Взяв свой чемодан, который оказался довольно большим, я потащился с ним к третьему вагону. Чемодан придётся сдать в багажное отделение, а всё остальное я нёс в небольшой плетёной кожаной сумке. Из нужного мне вагона вышел обер-кондуктор, судя по его нашивкам, и встав возле вагона, начал досматривать пассажиров на наличие билета и багажа.

Одетый в синий двубортный форменный сюртук, имея форменную фуражку на голове и длинный сапёрный тесак на поясе, он производил двойственное впечатление. Вроде и не военный, и не полицейский, а при форме и при оружии, в общем, служивый человек. В железнодорожное ведомство абы кого не брали, чтобы попасть работать на железную дорогу, необходимо иметь многочисленные рекомендации и вообще, быть очень грамотным человеком. Об этом рассказывали ещё в гимназии, отвечая на наши вопросы.

Пышные рыжеватые усы да внимательный взгляд светло-голубых глаз дополняли образ мелкого чиновника железной дороги. Перед ним образовалась небольшая очередь, и я, подойдя к вагону, встал в её конец. Через пару минут я смог протянуть свой билет.

– Так, молодой человек, едете в столицу без пересадок. Вагон будет перецепляться к другому паровозу в Воронеже, имейте это в виду, чтобы не отстать от поезда. Багаж есть? А, вижу. Можете взять его с собой, вагон перецепной, и те, кто едет в нём до конца, имеют право взять с собой багаж. Место под него я выделю. Проходите, господин гимназист, на своё место и размещайтесь. Следующий! – тут же зычно прокричал он, а я быстро поднялся по ступенькам и вошёл в вагон.

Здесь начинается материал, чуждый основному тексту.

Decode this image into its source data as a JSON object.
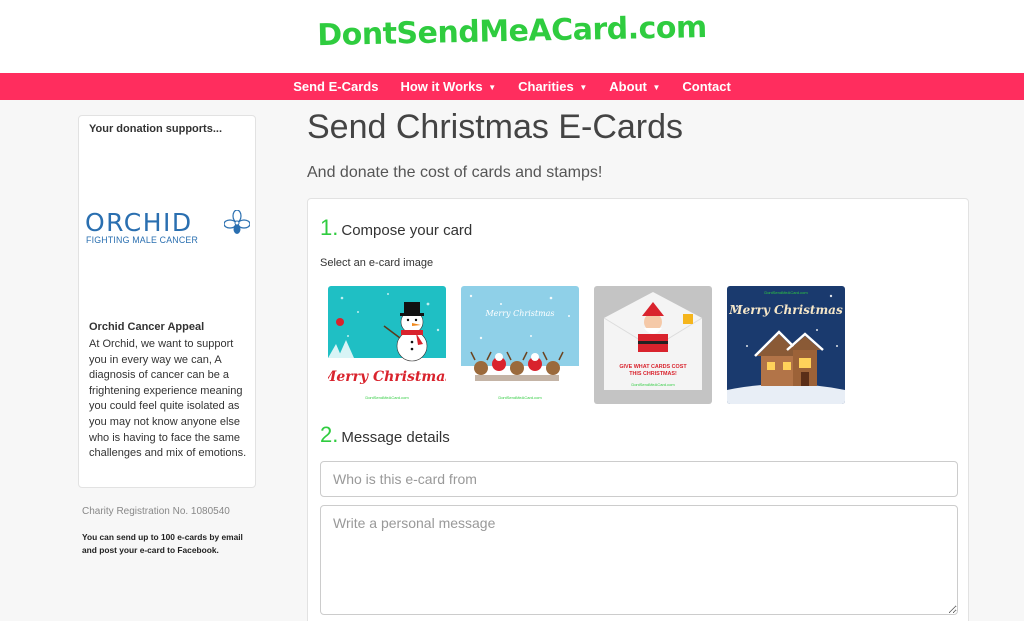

Мой диван, на котором я размещался один, по праву первого класса и долгого переезда, оказался весьма удобен, а стоящий прямо напротив него, точно такой же, пока пустовал. Соседние места частично уже обрели своих новых временных постояльцев, а в самом конце вагона два дивана заняла семейная чета с детьми. Я успел спокойно разместиться и даже помахать матушке рукой, когда поезд, наконец, тронулся.

Паровоз издал пронзительный гудок, заработали его колёса, и вагоны медленно, но неуклонно набирая ход, понеслись вслед за ним. Мимо окна начали проплывать хорошо знакомые пейзажи. Станционные постройки довольно скоро скрылись, уступив место небольшим аккуратным домикам, но и те недолго продержались и вскоре исчезли далеко позади.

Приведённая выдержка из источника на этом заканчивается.